Now I check dim(sparsehc$dists) and it returns 4950 and 50. From the simulation set-up, we know that n=100 and p=50. Also, according to the manual, the returned value dists is a (n*n)xp dissimilarity matrix for the data matrix x. Obviously the row dimension is not n*n as it should be 100*100=10000 instead of 4950. Did I misunderstand something? Thank you very much!


Solution

  • It seems to be the mistake in sparcl help page: dimensions of dissimilarity matrix dist are n2xp, where n2=n*(n-1)/2. Indeed, we don't need nxn matrix of distances, but only part of this matrix over the main diagonal.

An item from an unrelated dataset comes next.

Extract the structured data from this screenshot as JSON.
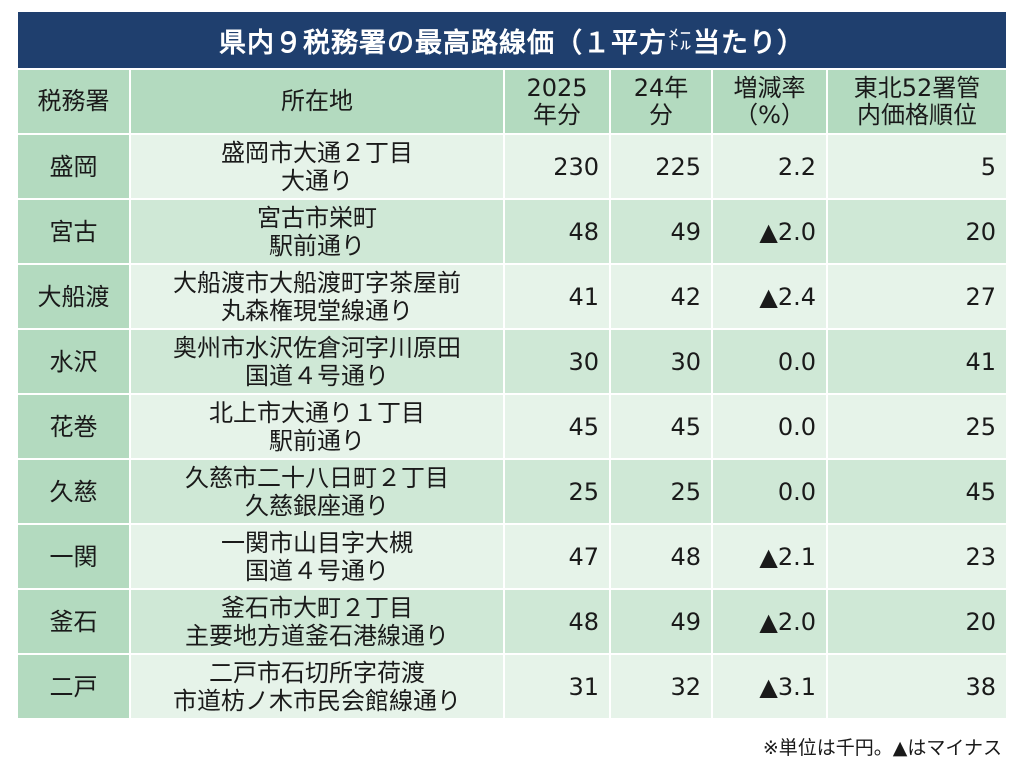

    Sources of sparcl support what I said above:

    distfun.R

    distfun=function(x){
    #if(!is.loaded("distfun")){
    #  dyn.load("distfun.so")
    #}
    n<-nrow(x)
    p <- ncol(x)
    x[is.na(x)]=0
    mode(x)="single"
    n2=n*(n-1)/2
    junk=.Fortran("distfun",
             x,
            as.integer(n),
           as.integer(p),
           as.integer(n2),
           d=single(n2*p), PACKAGE="sparcl"
    )
    return(junk$d)
    }
    

    Here we can see how n2 is calculated and passed to Fortran function.

    distfun.f

    C Output from Public domain Ratfor, version 1.0
          subroutine distfun(x,n,p,n2,d)
          implicit double precision (a-h,o-z)
          integer n,p,n2
          real x(n,p),d(n2,p)
          ii=0
          do23000 i=1,n-1
          do23002 ip=i+1,n
          ii=ii+1
          do23004 j=1,p
          d(ii,j)=abs(x(i,j)-x(ip,j))
    23004 continue
    23005 continue
    23002 continue
    23003 continue
    23000 continue
    23001 continue
          return
          end
    

    Here for each feature in dist matrix there is a column of size n2 constructed, that holds a sequence of pairwise distances between objects. For example, for n=4, p=2 and n2=4*3/2=6 the final matrix will be 6x2 and designed like this:

        |    1     |     2    |
    ---------------------------
      1 | d(1,2)_1 | d(1,2)_2 |
      2 | d(1,3)_1 | d(1,3)_2 |
      3 | d(1,4)_1 | d(1,4)_2 |
      4 | d(2,3)_1 | d(2,3)_2 |
      5 | d(2,4)_1 | d(2,4)_2 |
      6 | d(3,4)_1 | d(3,4)_2 |
    

    Where, say, d(2,4)_1 is a distance between 2nd and 4th object for 1st feature.